Gina Ford (born c. 1960) is a British author of childcare books in the United Kingdom and a former maternity nurse who has cared for over 300 babies during her career. Ford's 1999 book The Contented Little Baby Book advocates a daily routine for both the baby and the parents, with the day divided up into very precise slots.

==Praise and criticism==

Criticism of Ford's approach has included that her methods are like "training animals". Some criticism centres around the fact that she herself has no children and however much she learns about and cares for the children of others, having never experienced this as a parent means she lacks some fundamental first-hand experience of maternal brain chemistry changes. The maternal brain chemistry changes involve hormones that allow the mother to be more sensitive to her own infant's wants.
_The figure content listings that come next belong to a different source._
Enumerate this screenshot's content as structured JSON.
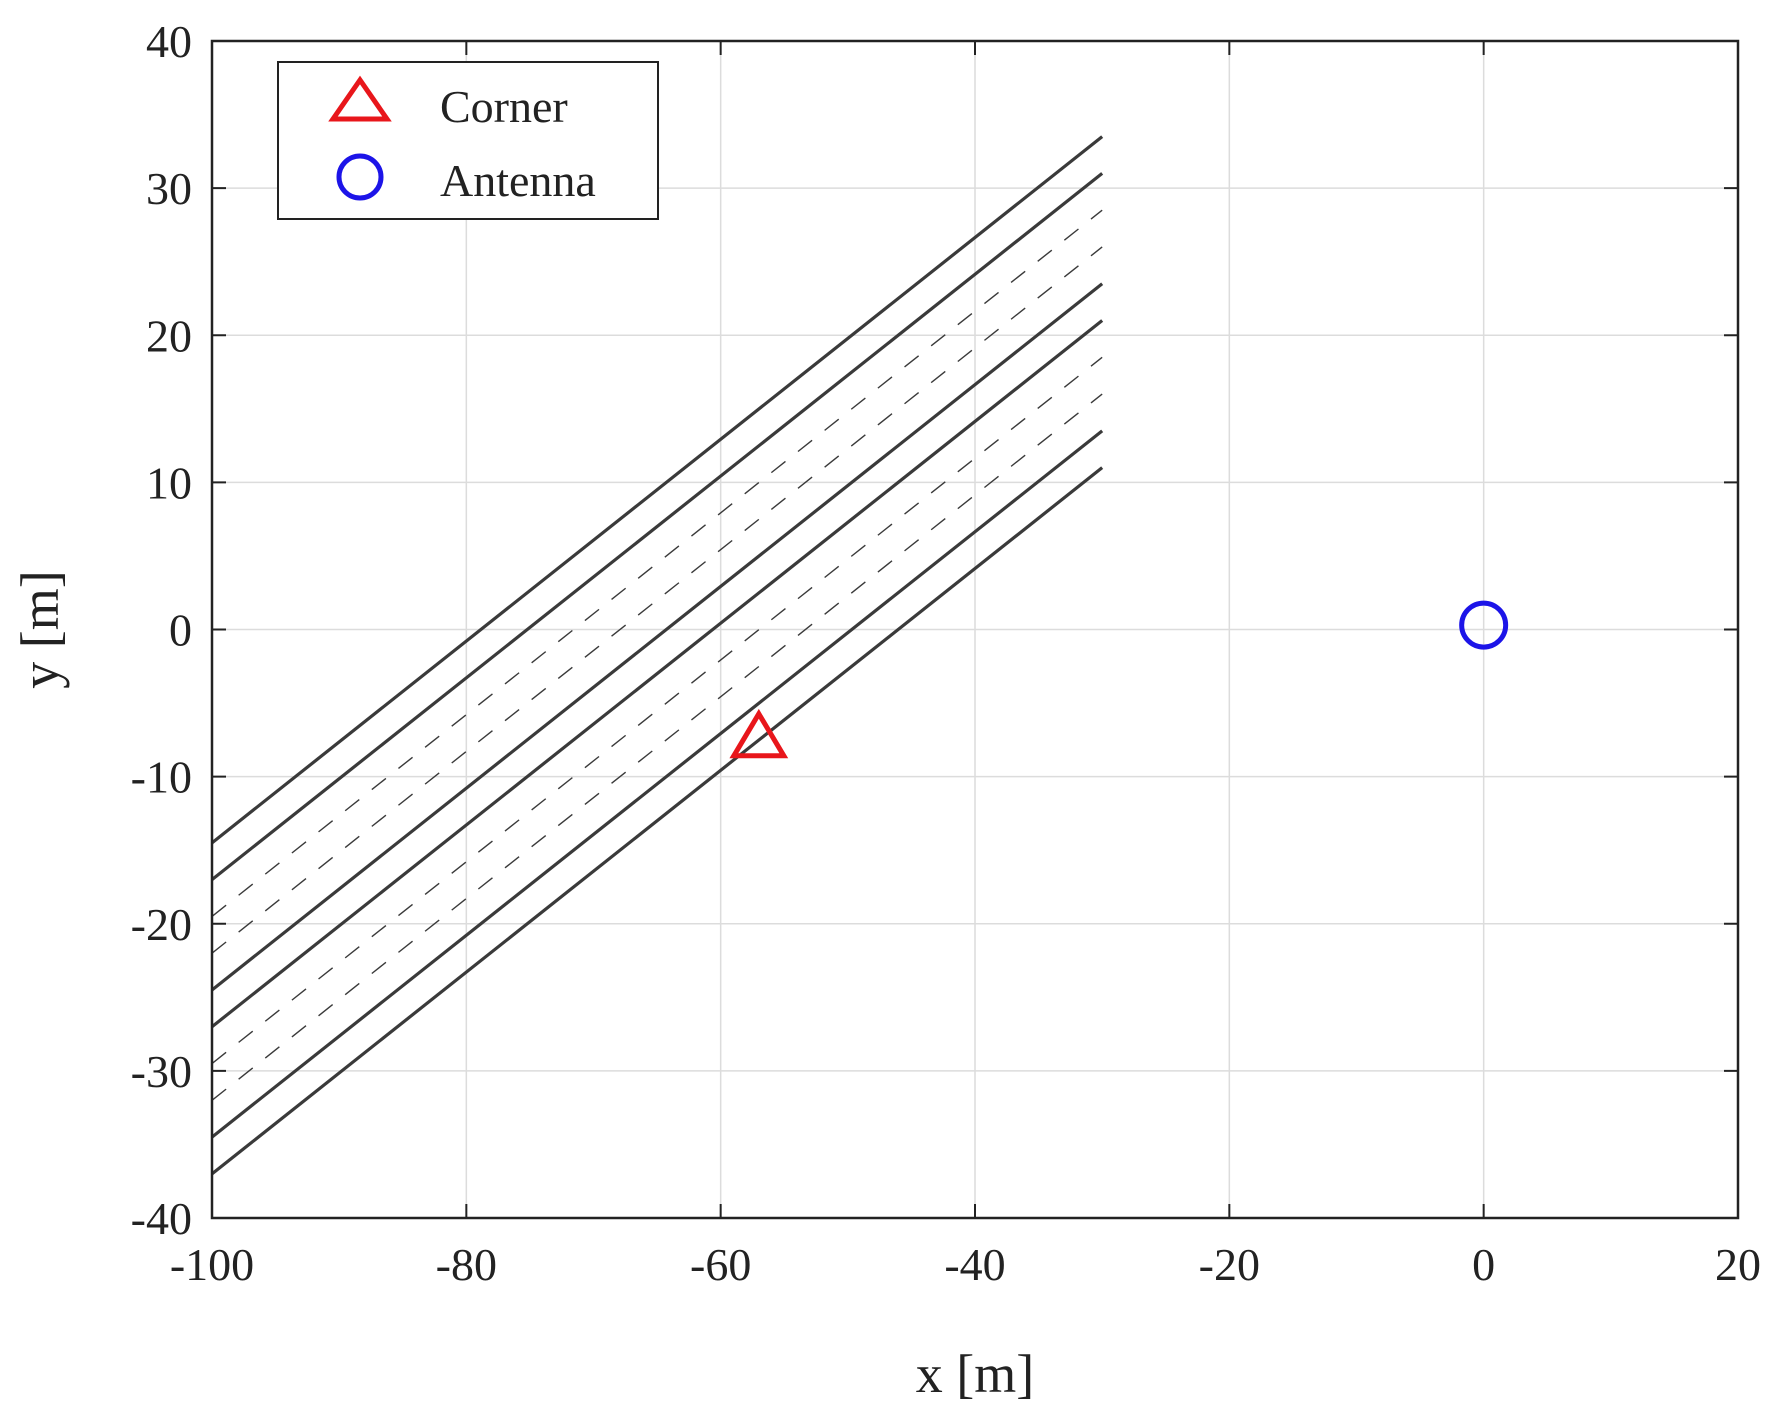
{
  "chart_data": {
    "type": "line",
    "title": "",
    "xlabel": "x [m]",
    "ylabel": "y [m]",
    "xlim": [
      -100,
      20
    ],
    "ylim": [
      -40,
      40
    ],
    "x_ticks": [
      -100,
      -80,
      -60,
      -40,
      -20,
      0,
      20
    ],
    "y_ticks": [
      -40,
      -30,
      -20,
      -10,
      0,
      10,
      20,
      30,
      40
    ],
    "x_tick_labels": [
      "-100",
      "-80",
      "-60",
      "-40",
      "-20",
      "0",
      "20"
    ],
    "y_tick_labels": [
      "-40",
      "-30",
      "-20",
      "-10",
      "0",
      "10",
      "20",
      "30",
      "40"
    ],
    "grid": true,
    "legend": {
      "placement": "top-left",
      "entries": [
        {
          "label": "Corner",
          "marker": "triangle",
          "color": "#e8161b"
        },
        {
          "label": "Antenna",
          "marker": "circle",
          "color": "#1c14e8"
        }
      ]
    },
    "lane_lines": {
      "style": "solid",
      "color": "#3a3a3a",
      "lines": [
        {
          "x": [
            -100,
            -30
          ],
          "y": [
            -14.5,
            33.5
          ]
        },
        {
          "x": [
            -100,
            -30
          ],
          "y": [
            -17.0,
            31.0
          ]
        },
        {
          "x": [
            -100,
            -30
          ],
          "y": [
            -24.5,
            23.5
          ]
        },
        {
          "x": [
            -100,
            -30
          ],
          "y": [
            -27.0,
            21.0
          ]
        },
        {
          "x": [
            -100,
            -30
          ],
          "y": [
            -34.5,
            13.5
          ]
        },
        {
          "x": [
            -100,
            -30
          ],
          "y": [
            -37.0,
            11.0
          ]
        }
      ]
    },
    "lane_markings": {
      "style": "dashed",
      "color": "#3a3a3a",
      "lines": [
        {
          "x": [
            -100,
            -30
          ],
          "y": [
            -19.5,
            28.5
          ]
        },
        {
          "x": [
            -100,
            -30
          ],
          "y": [
            -22.0,
            26.0
          ]
        },
        {
          "x": [
            -100,
            -30
          ],
          "y": [
            -29.5,
            18.5
          ]
        },
        {
          "x": [
            -100,
            -30
          ],
          "y": [
            -32.0,
            16.0
          ]
        }
      ]
    },
    "series": [
      {
        "name": "Corner",
        "marker": "triangle",
        "color": "#e8161b",
        "x": [
          -57
        ],
        "y": [
          -7.5
        ]
      },
      {
        "name": "Antenna",
        "marker": "circle",
        "color": "#1c14e8",
        "x": [
          0
        ],
        "y": [
          0.3
        ]
      }
    ]
  }
}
In answer to criticism about her methods she writes, "I would never advise that young babies should be left to cry for lengthy periods of time to get themselves to sleep. I do stress that some overtired babies will fight sleep and they should be allowed 5-10 minutes' 'crying down' period." Ford writes further on this subject in her book.
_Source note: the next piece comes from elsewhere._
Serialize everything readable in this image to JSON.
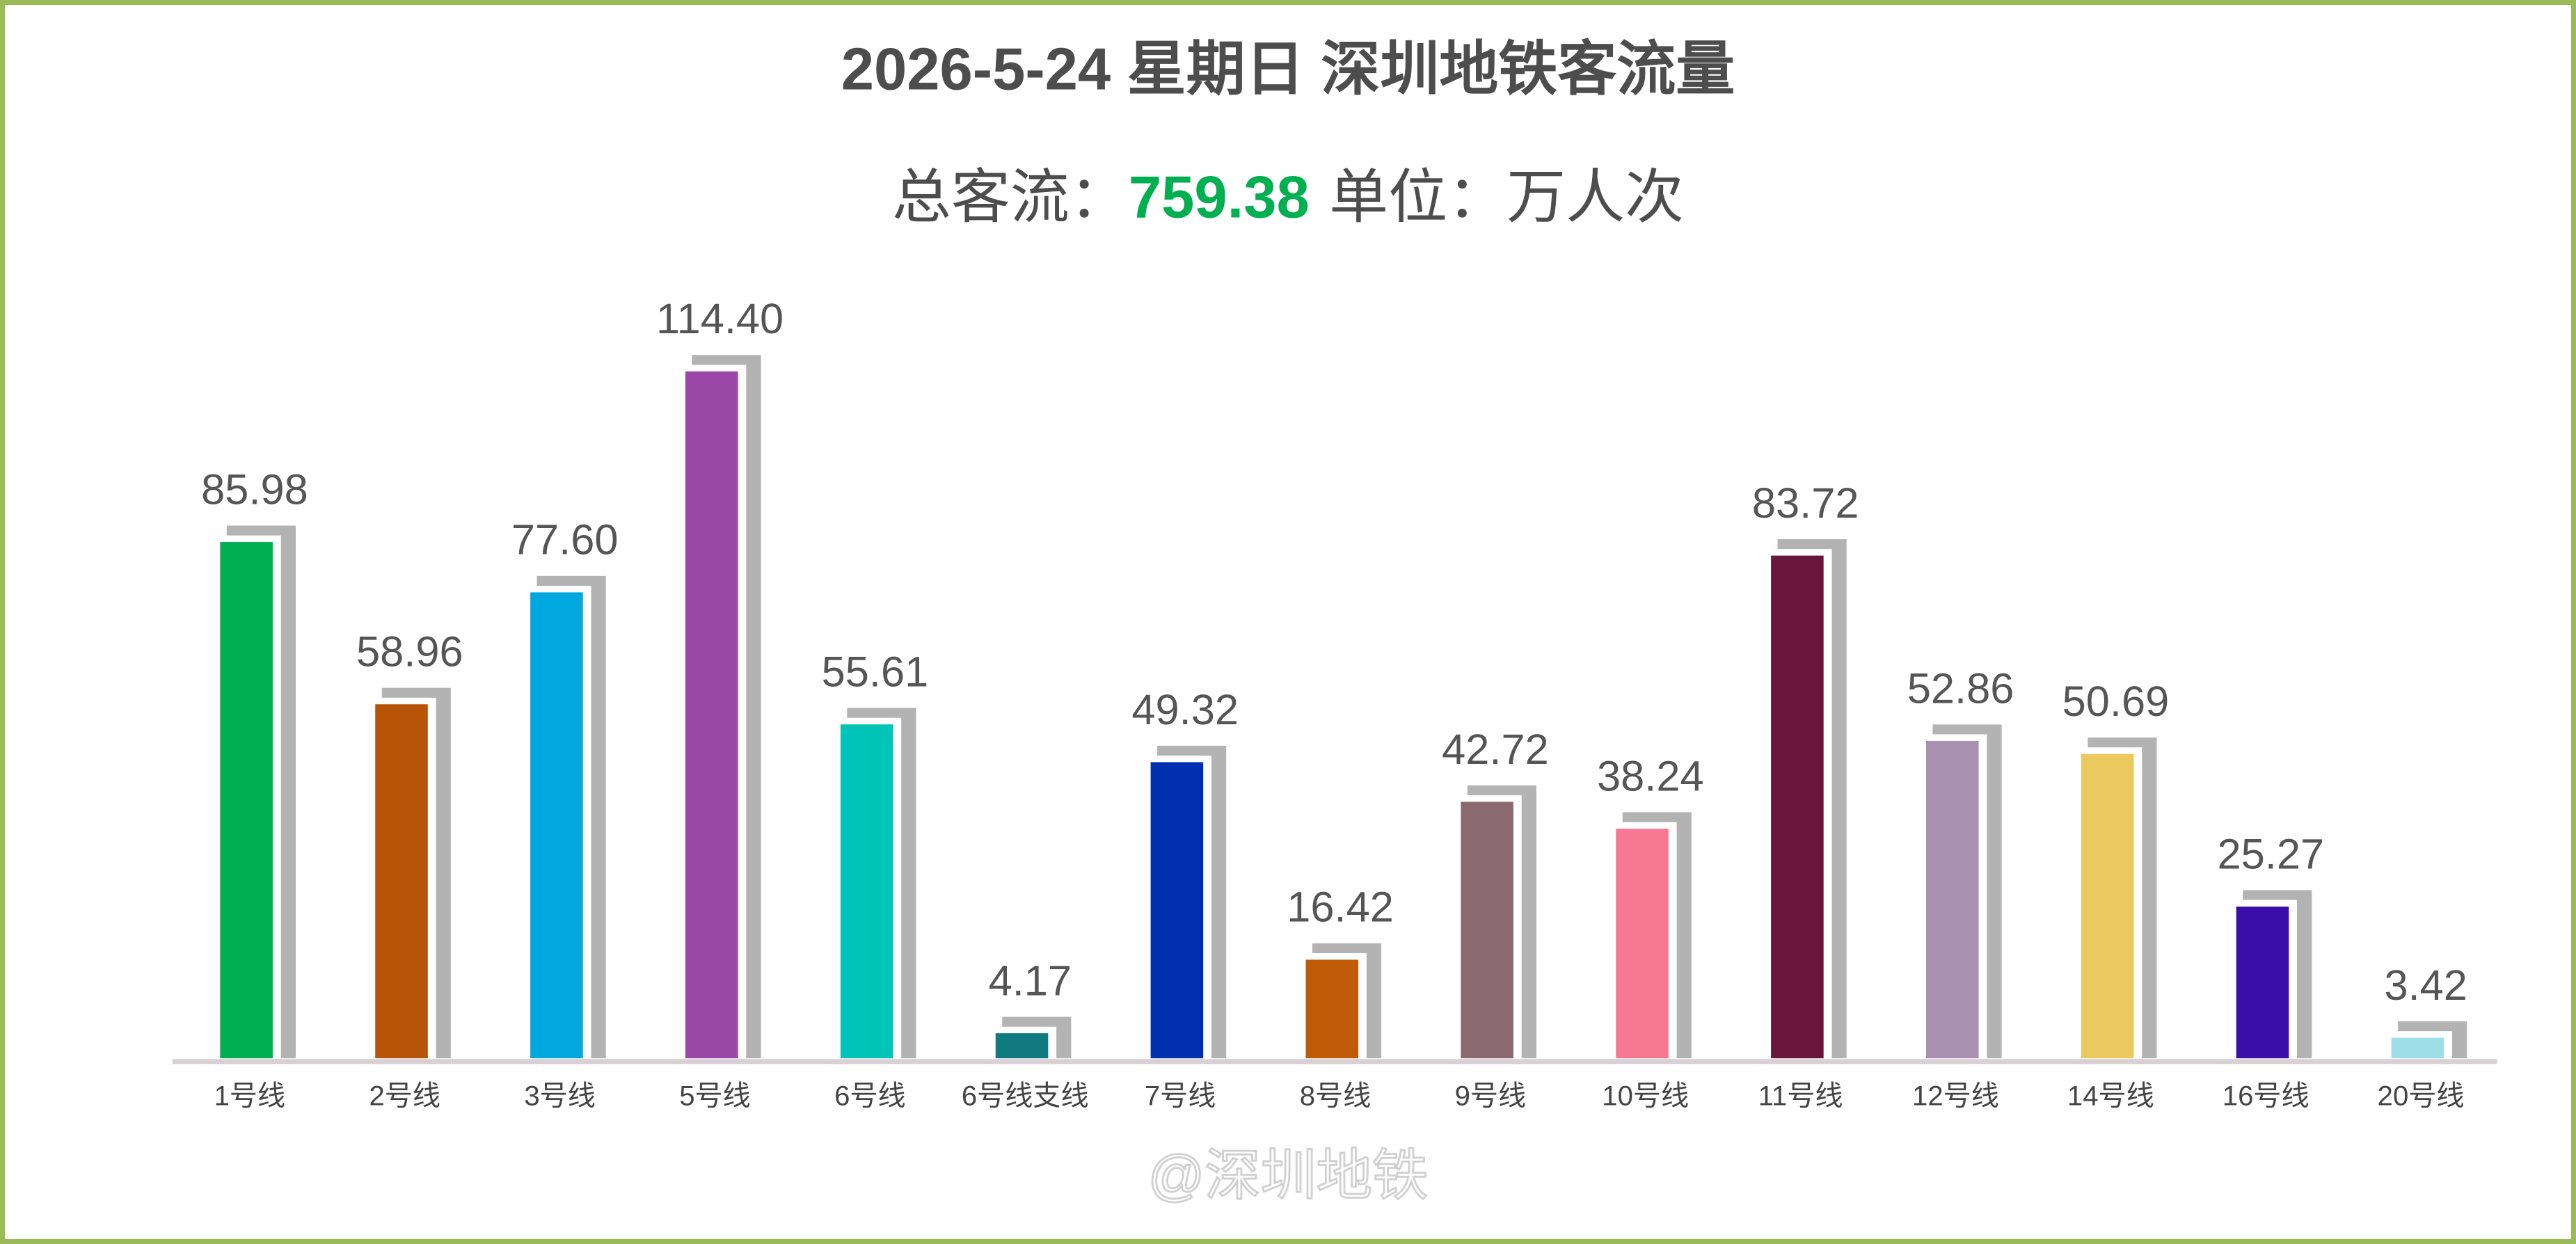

Critics of her methods include Penelope Leach, Miriam Stoppard and Nick Clegg.

In response to criticism levied against her, Ford suggests that the 25% market share of parenting books that her publications enjoy is proof that her methods do not harm children.

==Projects==
In 2004, the BBC commissioned a series from Outline Productions called Gina Ford's Baby School, using Big Brother-style methods to oversee the progress of newborn babies. In January 2005, Ford had a meeting with BBC and Outline Productions, and refused to agree to certain reality-style aspects of the format. With only a few weeks before filming, Ford pulled out and was replaced by Dr Tanya Byron.
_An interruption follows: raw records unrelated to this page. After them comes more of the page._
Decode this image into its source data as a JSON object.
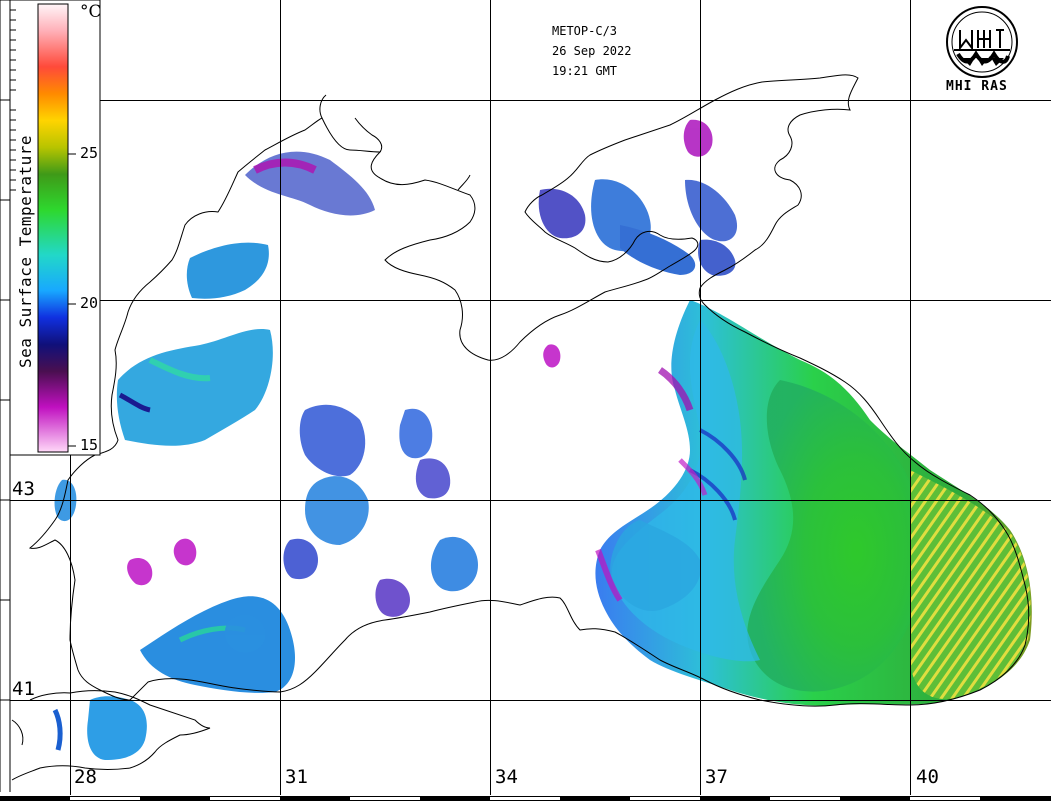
{
  "header": {
    "satellite": "METOP-C/3",
    "date": "26 Sep 2022",
    "time": "19:21 GMT"
  },
  "logo": {
    "text": "MHI RAS",
    "icon": "mhi-ras-emblem-icon"
  },
  "colorbar": {
    "title": "Sea Surface Temperature",
    "unit": "°C",
    "ticks": [
      "25",
      "20",
      "15"
    ]
  },
  "axes": {
    "longitude_labels": [
      "28",
      "31",
      "34",
      "37",
      "40"
    ],
    "latitude_labels": [
      "43",
      "41"
    ]
  },
  "colors": {
    "land_and_cloud": "#ffffff",
    "coastline": "#000000",
    "grid": "#000000"
  }
}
Five Life commissioned a programme called Gina Ford: Who Are You To Tell Us?, which aired on 4 March 2007.

==Mumsnet libel==
Ford has threatened legal action against online child and parenting forum mumsnet.com, claiming that users have made "defamatory" comments about her, and has demanded that the whole site be taken down. In May 2007, this dispute was resolved with Mumsnet paying some of Ford's legal costs, but Mumsnet remaining open.

In 2007, she wrote to the National Society for the Prevention of Cruelty to Children and accused child-care expert Claire Verity of “child abuse” for methods used in a Channel 4 series called Bringing Up Baby.